Secretary of State John Kerry said Wednesday he believes peace talks between Israel and the Palestinian Authority (PA) can be re-launched, AFP reports.

The comments came a day after Prime Minister Binyamin Netanyahu declared he was ready to resume direct talks with the Palestinians.

"I believe there is a chance and I think it is imperative we have not lost sight of that issue," Kerry said Wednesday in an interview with MSNBC.

Noting Netanyahu's comments in a meeting with a group of women from the Women Wage Peace activist group, Kerry voiced hope that there will be a way forward, but added, "Let's wait and see what happens. I think we have to get through the next weeks before we start talking about the rest of the agenda."

Through Kerry's efforts, the sides resumed direct talks in July 2013, but they broke down in April 2014.

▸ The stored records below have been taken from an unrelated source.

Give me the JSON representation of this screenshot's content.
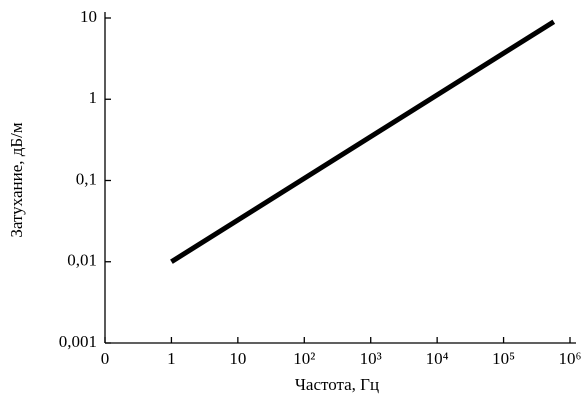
{
  "chart_data": {
    "type": "line",
    "x_label": "Частота, Гц",
    "y_label": "Затухание, дБ/м",
    "x": [
      1,
      570000
    ],
    "series": [
      {
        "color": "#000000",
        "values": [
          0.01,
          9
        ]
      }
    ],
    "x_log": true,
    "y_log": true,
    "xlim": [
      0.1,
      1000000
    ],
    "xticks": [
      {
        "value": 0.1,
        "label": "0"
      },
      1,
      10,
      {
        "value": 100,
        "label": "10²"
      },
      {
        "value": 1000,
        "label": "10³"
      },
      {
        "value": 10000,
        "label": "10⁴"
      },
      {
        "value": 100000,
        "label": "10⁵"
      },
      {
        "value": 1000000,
        "label": "10⁶"
      }
    ],
    "ylim": [
      0.001,
      10
    ],
    "yticks": [
      {
        "value": 0.001,
        "label": "0,001"
      },
      {
        "value": 0.01,
        "label": "0,01"
      },
      {
        "value": 0.1,
        "label": "0,1"
      },
      1,
      10
    ],
    "grid": false
  }
}
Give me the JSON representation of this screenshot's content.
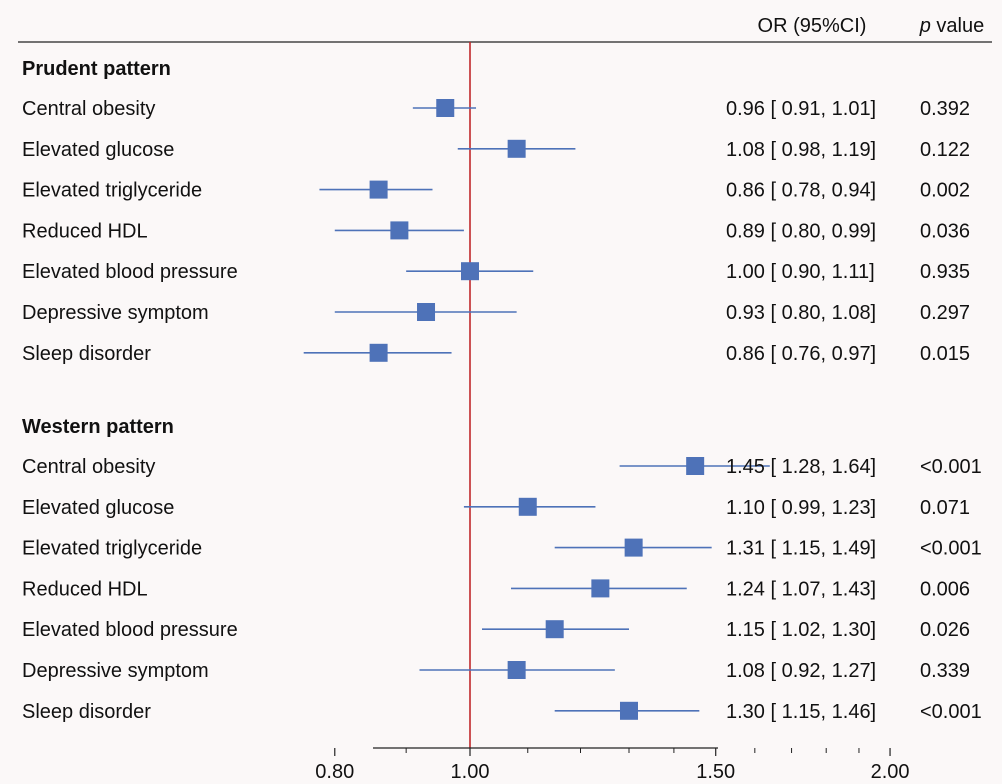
{
  "chart_data": {
    "type": "forest",
    "x_scale": "log",
    "reference_value": 1.0,
    "x_ticks": [
      {
        "value": 0.8,
        "label": "0.80"
      },
      {
        "value": 1.0,
        "label": "1.00"
      },
      {
        "value": 1.5,
        "label": "1.50"
      },
      {
        "value": 2.0,
        "label": "2.00"
      }
    ],
    "header": {
      "or_label": "OR (95%CI)",
      "p_italic": "p",
      "p_rest": " value"
    },
    "groups": [
      {
        "name": "Prudent pattern",
        "rows": [
          {
            "label": "Central obesity",
            "or": 0.96,
            "lo": 0.91,
            "hi": 1.01,
            "text": "0.96 [ 0.91,  1.01]",
            "p": "0.392"
          },
          {
            "label": "Elevated glucose",
            "or": 1.08,
            "lo": 0.98,
            "hi": 1.19,
            "text": "1.08 [ 0.98,  1.19]",
            "p": "0.122"
          },
          {
            "label": "Elevated triglyceride",
            "or": 0.86,
            "lo": 0.78,
            "hi": 0.94,
            "text": "0.86 [ 0.78,  0.94]",
            "p": "0.002"
          },
          {
            "label": "Reduced HDL",
            "or": 0.89,
            "lo": 0.8,
            "hi": 0.99,
            "text": "0.89 [ 0.80,  0.99]",
            "p": "0.036"
          },
          {
            "label": "Elevated blood pressure",
            "or": 1.0,
            "lo": 0.9,
            "hi": 1.11,
            "text": "1.00 [ 0.90,  1.11]",
            "p": "0.935"
          },
          {
            "label": "Depressive symptom",
            "or": 0.93,
            "lo": 0.8,
            "hi": 1.08,
            "text": "0.93 [ 0.80,  1.08]",
            "p": "0.297"
          },
          {
            "label": "Sleep disorder",
            "or": 0.86,
            "lo": 0.76,
            "hi": 0.97,
            "text": "0.86 [ 0.76,  0.97]",
            "p": "0.015"
          }
        ]
      },
      {
        "name": "Western pattern",
        "rows": [
          {
            "label": "Central obesity",
            "or": 1.45,
            "lo": 1.28,
            "hi": 1.64,
            "text": "1.45 [ 1.28,  1.64]",
            "p": "<0.001"
          },
          {
            "label": "Elevated glucose",
            "or": 1.1,
            "lo": 0.99,
            "hi": 1.23,
            "text": "1.10 [ 0.99,  1.23]",
            "p": "0.071"
          },
          {
            "label": "Elevated triglyceride",
            "or": 1.31,
            "lo": 1.15,
            "hi": 1.49,
            "text": "1.31 [ 1.15,  1.49]",
            "p": "<0.001"
          },
          {
            "label": "Reduced HDL",
            "or": 1.24,
            "lo": 1.07,
            "hi": 1.43,
            "text": "1.24 [ 1.07,  1.43]",
            "p": "0.006"
          },
          {
            "label": "Elevated blood pressure",
            "or": 1.15,
            "lo": 1.02,
            "hi": 1.3,
            "text": "1.15 [ 1.02,  1.30]",
            "p": "0.026"
          },
          {
            "label": "Depressive symptom",
            "or": 1.08,
            "lo": 0.92,
            "hi": 1.27,
            "text": "1.08 [ 0.92,  1.27]",
            "p": "0.339"
          },
          {
            "label": "Sleep disorder",
            "or": 1.3,
            "lo": 1.15,
            "hi": 1.46,
            "text": "1.30 [ 1.15,  1.46]",
            "p": "<0.001"
          }
        ]
      }
    ],
    "colors": {
      "marker": "#4e72b8",
      "ref_line": "#c0282b",
      "axis": "#222222"
    }
  }
}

France has recently sought to bring the sides back to the negotiating table, saying it was working on a possible resolution at the UN that would set negotiating parameters and establish a time period, possibly 18 months, to complete talks.

Minister Silvan Shalom, who was appointed by Netanyahu to be in charge of peace talks, recently called for the resumption of peace talks, but also noted that “it takes two to tango” and that the PA needs to also show willingness to resume talks.

“We need to resume the negotiations with the Palestinians, even though we don’t see the light at the end of the tunnel,” he said at a conference of the Israeli Institute for National Security Studies in Tel Aviv, adding that Israel has publicly announced that it wants to resume the negotiations immediately but that "desire from both sides" is required to do so.

While international pressure has been mounting on Israel to resume talks, it has been PA chairman Mahmoud Abbas who has continuously imposed preconditions on peace talks. He recently did so again, demanding that Israel stop construction in Judea and Samaria, release terrorist prisoners and hold talks for a period of no more than a year.